Le Jeudi 12 Juin 2008 à 04h07
Vers la légalisation des mères porteuses en France?
L'épineuse question des mères porteuses revient dans le débat français. C'était le thème principal d'une table ronde organisée mercredi à l'Assemblée Nationale, à l'occasion de la révision de la loi de bioéthique de 2004.
Alors que c'était un sujet tabou il y a encore quelques années, les instances médicales et législatives se penchent aujourd'hui très sérieusement sur la question de la "gestation pour autrui" (GPA). Cette pratique consiste en la gestation, par une femme, de l'enfant d'une autre femme.

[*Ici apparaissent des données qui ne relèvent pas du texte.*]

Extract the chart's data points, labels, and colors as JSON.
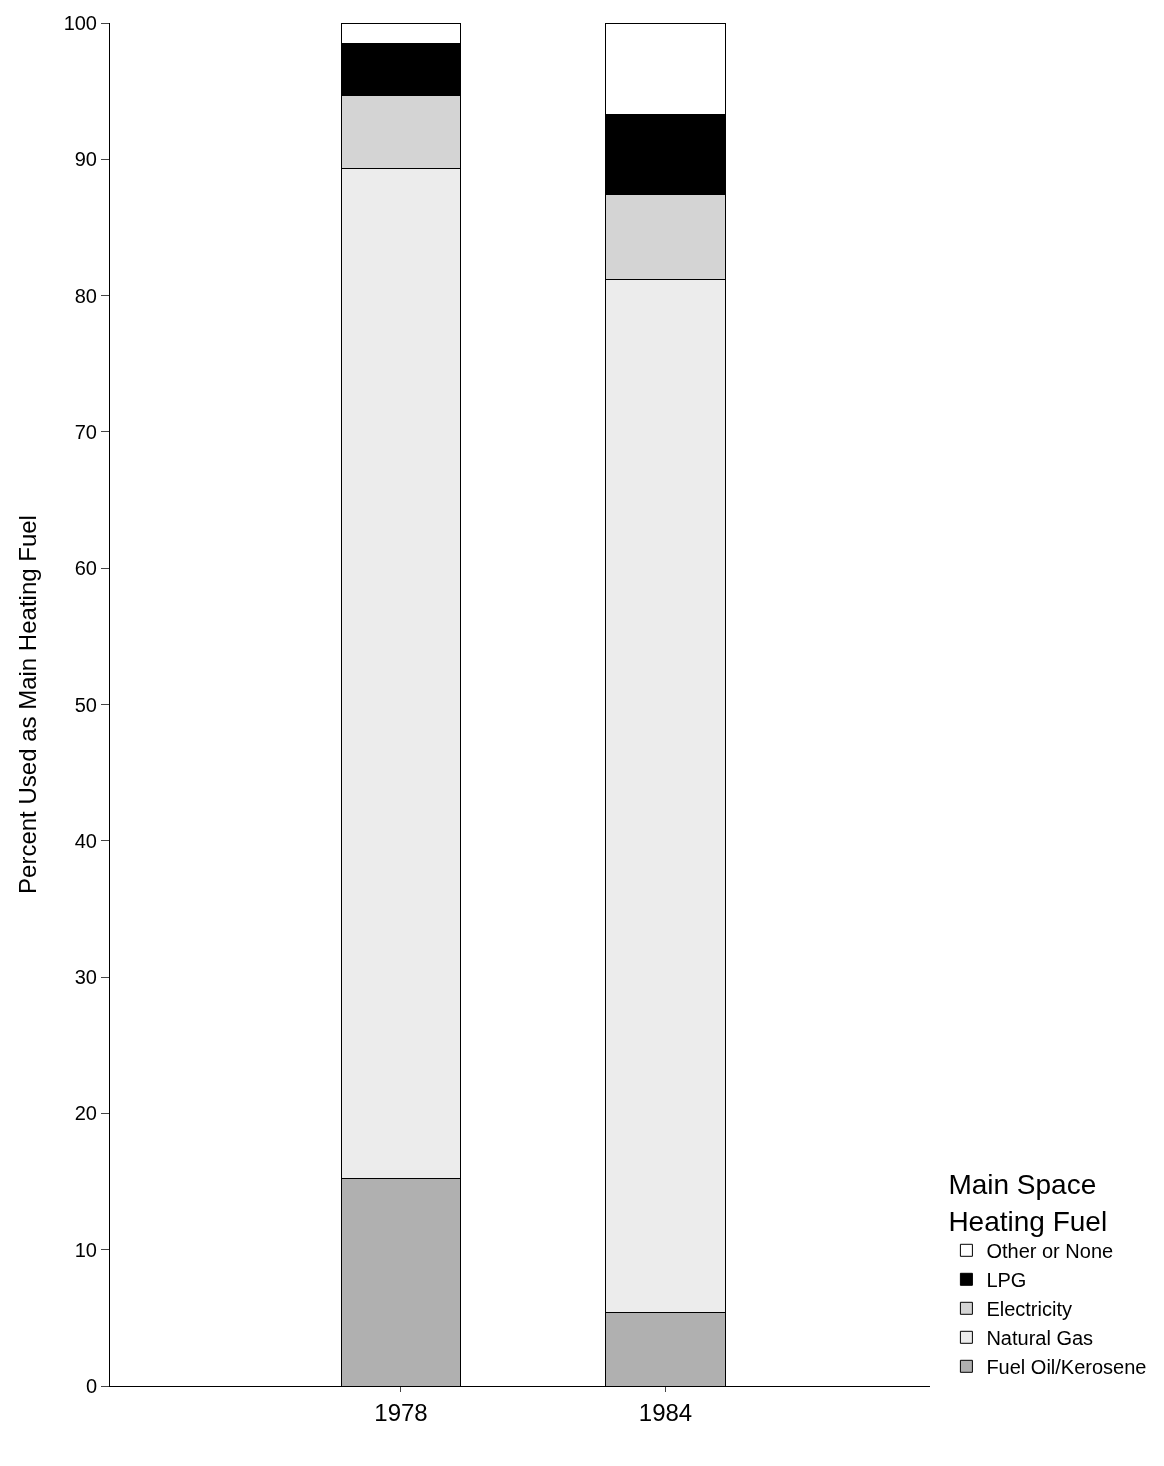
{
  "chart_data": {
    "type": "bar",
    "stacked": true,
    "ylabel": "Percent Used as Main Heating Fuel",
    "legend_title": "Main Space\nHeating Fuel",
    "categories": [
      "1978",
      "1984"
    ],
    "series": [
      {
        "name": "Fuel Oil/Kerosene",
        "color": "#b0b0b0",
        "values": [
          15.2,
          5.4
        ]
      },
      {
        "name": "Natural Gas",
        "color": "#ececec",
        "values": [
          74.1,
          75.8
        ]
      },
      {
        "name": "Electricity",
        "color": "#d4d4d4",
        "values": [
          5.4,
          6.2
        ]
      },
      {
        "name": "LPG",
        "color": "#000000",
        "values": [
          3.8,
          5.9
        ]
      },
      {
        "name": "Other or None",
        "color": "#ffffff",
        "values": [
          1.5,
          6.7
        ]
      }
    ],
    "ylim": [
      0,
      100
    ],
    "yticks": [
      0,
      10,
      20,
      30,
      40,
      50,
      60,
      70,
      80,
      90,
      100
    ],
    "grid": false,
    "legend": "bottom right"
  }
}
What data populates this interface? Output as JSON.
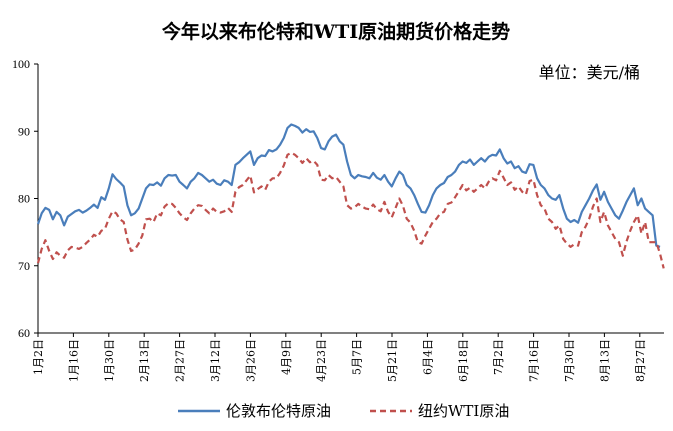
{
  "chart_data": {
    "type": "line",
    "title": "今年以来布伦特和WTI原油期货价格走势",
    "unit_label": "单位：美元/桶",
    "ylim": [
      60,
      100
    ],
    "yticks": [
      "60",
      "70",
      "80",
      "90",
      "100"
    ],
    "xticks": [
      "1月2日",
      "1月16日",
      "1月30日",
      "2月13日",
      "2月27日",
      "3月12日",
      "3月26日",
      "4月9日",
      "4月23日",
      "5月7日",
      "5月21日",
      "6月4日",
      "6月18日",
      "7月2日",
      "7月16日",
      "7月30日",
      "8月13日",
      "8月27日"
    ],
    "grid": false,
    "legend_position": "bottom",
    "series": [
      {
        "name": "伦敦布伦特原油",
        "color": "#4a7ebb",
        "dash": "solid",
        "values": [
          76.2,
          77.8,
          78.6,
          78.3,
          76.9,
          78.0,
          77.5,
          76.0,
          77.3,
          77.7,
          78.1,
          78.3,
          77.9,
          78.2,
          78.6,
          79.1,
          78.6,
          80.2,
          79.8,
          81.5,
          83.6,
          82.9,
          82.4,
          81.8,
          79.0,
          77.5,
          77.8,
          78.5,
          80.0,
          81.5,
          82.1,
          82.0,
          82.4,
          81.9,
          83.0,
          83.5,
          83.4,
          83.5,
          82.5,
          82.0,
          81.5,
          82.5,
          83.0,
          83.8,
          83.5,
          83.0,
          82.5,
          82.8,
          82.2,
          82.0,
          82.7,
          82.5,
          82.0,
          85.0,
          85.4,
          86.0,
          86.5,
          87.0,
          85.0,
          86.0,
          86.4,
          86.3,
          87.2,
          87.0,
          87.3,
          88.0,
          89.0,
          90.5,
          91.0,
          90.8,
          90.5,
          89.8,
          90.3,
          89.9,
          90.0,
          89.0,
          87.5,
          87.3,
          88.5,
          89.2,
          89.5,
          88.5,
          88.0,
          85.5,
          83.5,
          83.0,
          83.5,
          83.3,
          83.2,
          83.0,
          83.8,
          83.1,
          82.8,
          83.5,
          82.5,
          81.8,
          83.0,
          84.0,
          83.5,
          82.0,
          81.5,
          80.5,
          79.2,
          78.0,
          77.9,
          79.0,
          80.5,
          81.5,
          82.0,
          82.3,
          83.2,
          83.5,
          84.0,
          85.0,
          85.5,
          85.3,
          85.8,
          85.0,
          85.5,
          86.0,
          85.5,
          86.2,
          86.5,
          86.4,
          87.3,
          86.0,
          85.2,
          85.5,
          84.5,
          84.8,
          84.0,
          83.8,
          85.1,
          85.0,
          83.0,
          82.0,
          81.5,
          80.5,
          80.0,
          79.8,
          80.5,
          78.5,
          77.0,
          76.5,
          76.8,
          76.4,
          78.0,
          79.0,
          80.0,
          81.2,
          82.1,
          79.8,
          81.0,
          79.5,
          78.5,
          77.5,
          77.0,
          78.2,
          79.5,
          80.5,
          81.5,
          79.0,
          80.0,
          78.5,
          78.0,
          77.5,
          73.0,
          72.8
        ]
      },
      {
        "name": "纽约WTI原油",
        "color": "#c0504d",
        "dash": "dash",
        "values": [
          70.4,
          72.5,
          73.8,
          72.2,
          71.0,
          72.0,
          71.5,
          71.2,
          72.3,
          72.8,
          72.7,
          72.5,
          72.8,
          73.4,
          73.9,
          74.6,
          74.3,
          75.2,
          75.5,
          77.0,
          78.1,
          77.8,
          76.9,
          76.5,
          73.9,
          72.2,
          72.4,
          73.3,
          74.5,
          76.9,
          77.0,
          76.5,
          77.8,
          77.5,
          78.8,
          79.3,
          79.2,
          78.6,
          77.8,
          77.2,
          76.8,
          77.8,
          78.5,
          79.0,
          78.9,
          78.3,
          77.8,
          78.5,
          78.0,
          77.9,
          78.1,
          78.6,
          78.0,
          81.0,
          81.7,
          82.0,
          82.7,
          83.4,
          80.9,
          81.4,
          81.8,
          81.3,
          82.5,
          83.0,
          83.0,
          83.8,
          84.9,
          86.5,
          86.8,
          86.5,
          86.0,
          85.3,
          86.0,
          85.4,
          85.6,
          85.0,
          82.8,
          82.7,
          83.5,
          83.0,
          83.2,
          82.5,
          81.8,
          79.0,
          78.5,
          78.7,
          79.2,
          78.8,
          78.5,
          78.4,
          79.1,
          78.4,
          78.1,
          79.5,
          78.0,
          77.2,
          78.6,
          80.0,
          78.9,
          77.0,
          76.4,
          75.2,
          73.5,
          73.3,
          74.5,
          75.5,
          76.5,
          77.0,
          77.8,
          78.0,
          79.2,
          79.4,
          80.2,
          81.1,
          82.0,
          81.2,
          81.6,
          81.0,
          81.5,
          82.0,
          81.5,
          82.5,
          83.0,
          82.7,
          84.1,
          83.1,
          82.0,
          82.4,
          81.3,
          81.8,
          81.0,
          80.6,
          82.6,
          82.8,
          80.5,
          79.0,
          78.5,
          77.0,
          76.5,
          75.5,
          76.0,
          74.0,
          73.3,
          72.8,
          73.2,
          73.0,
          75.0,
          75.8,
          77.0,
          78.8,
          80.0,
          76.5,
          78.0,
          76.0,
          75.0,
          74.0,
          73.5,
          71.5,
          73.6,
          75.2,
          76.5,
          77.5,
          74.8,
          76.5,
          73.5,
          73.5,
          73.5,
          71.8,
          69.6
        ]
      }
    ]
  }
}
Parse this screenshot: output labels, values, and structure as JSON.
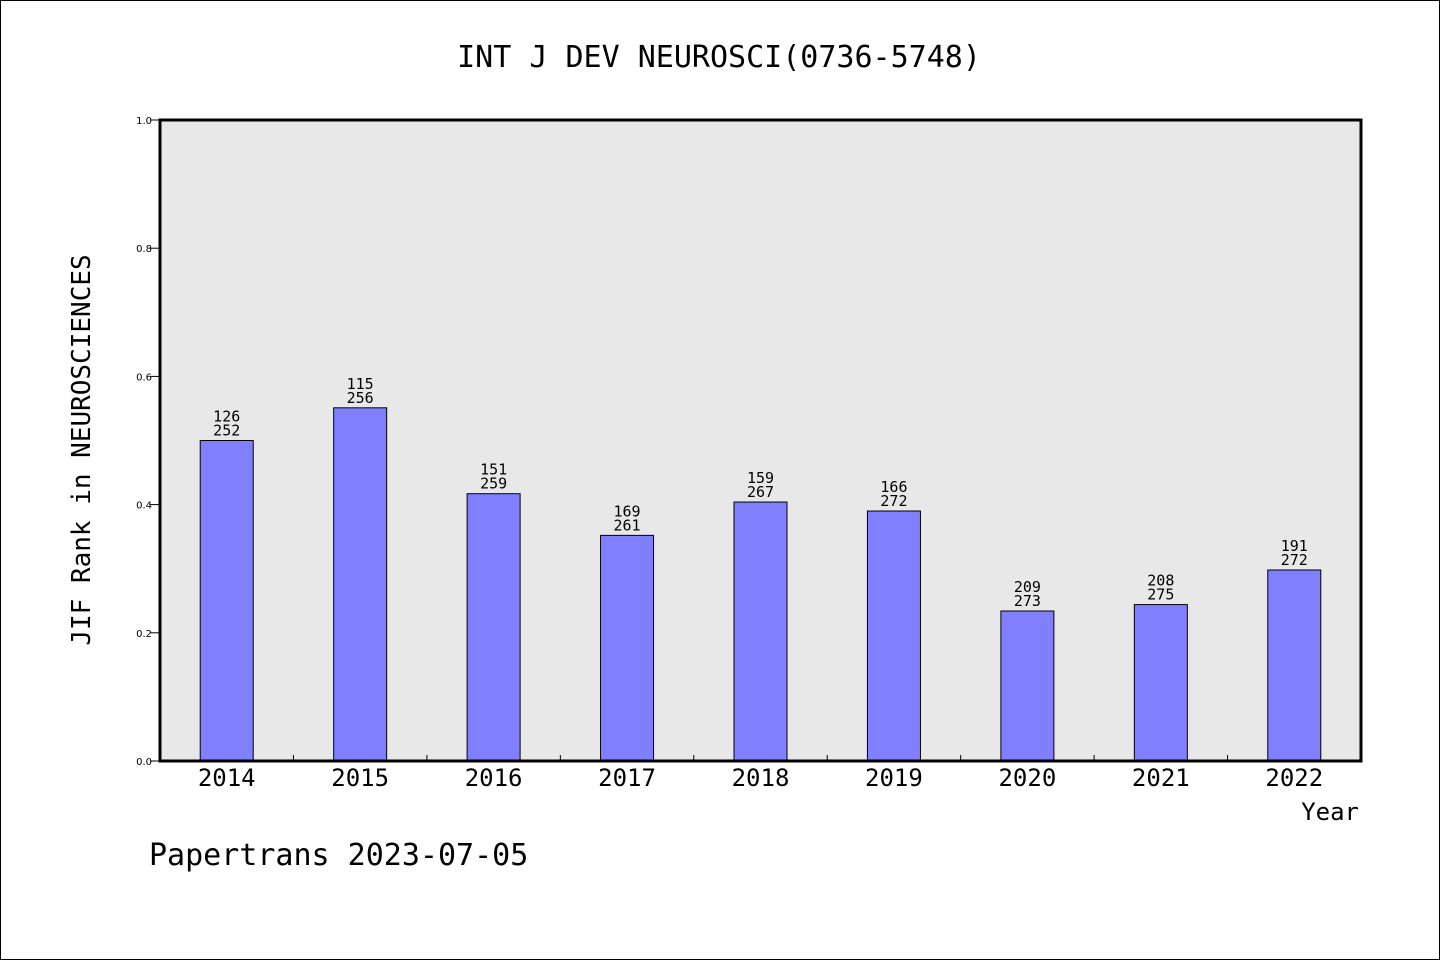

En France, le recours à une mère porteuse est interdit par les lois de bioéthique depuis 1994. Par ailleurs, le code civil dispose, dans son article 16-7 que "toute convention portant sur la procréation ou la gestation pour le compte d'autrui est nulle".
Mais les choses semblent évoluer en la matière. Après un non-lieu rendu en septembre 2004 dans le jugement d'un couple poursuivi pour avoir fait appel à cette pratique aux États-Unis, les parlementaires réfléchissent actuellement à un changement de la législation afin d'encadrer cette pratique clandestine. Car malgré les risques qu'elles encourent, un certain nombre de femmes acceptent chaque année de devenir mères porteuses. Mais cette pratique étant illégale leur nombre est impossible à évaluer.
A l'heure où la loi bioéthique doit être révisée, le Sénat a donc décidé de mettre en place un groupe de travail afin de proposer des pistes pour autoriser un statut de mère porteuse et d'encadrer cette pratique. Selon la sénatrice socialiste Michèle André qui préside ce groupe, cela permettra de fixer l'âge de la mère porteuse, définir les indications médicales ouvrant droit à la GPA, d'éviter le mercantilisme et de définir le profil des femmes pouvant devenir mères porteuses. Dans le même temps, le Comité consultatif national d'éthique a annoncé la publication prochaine d'un avis sur le sujet.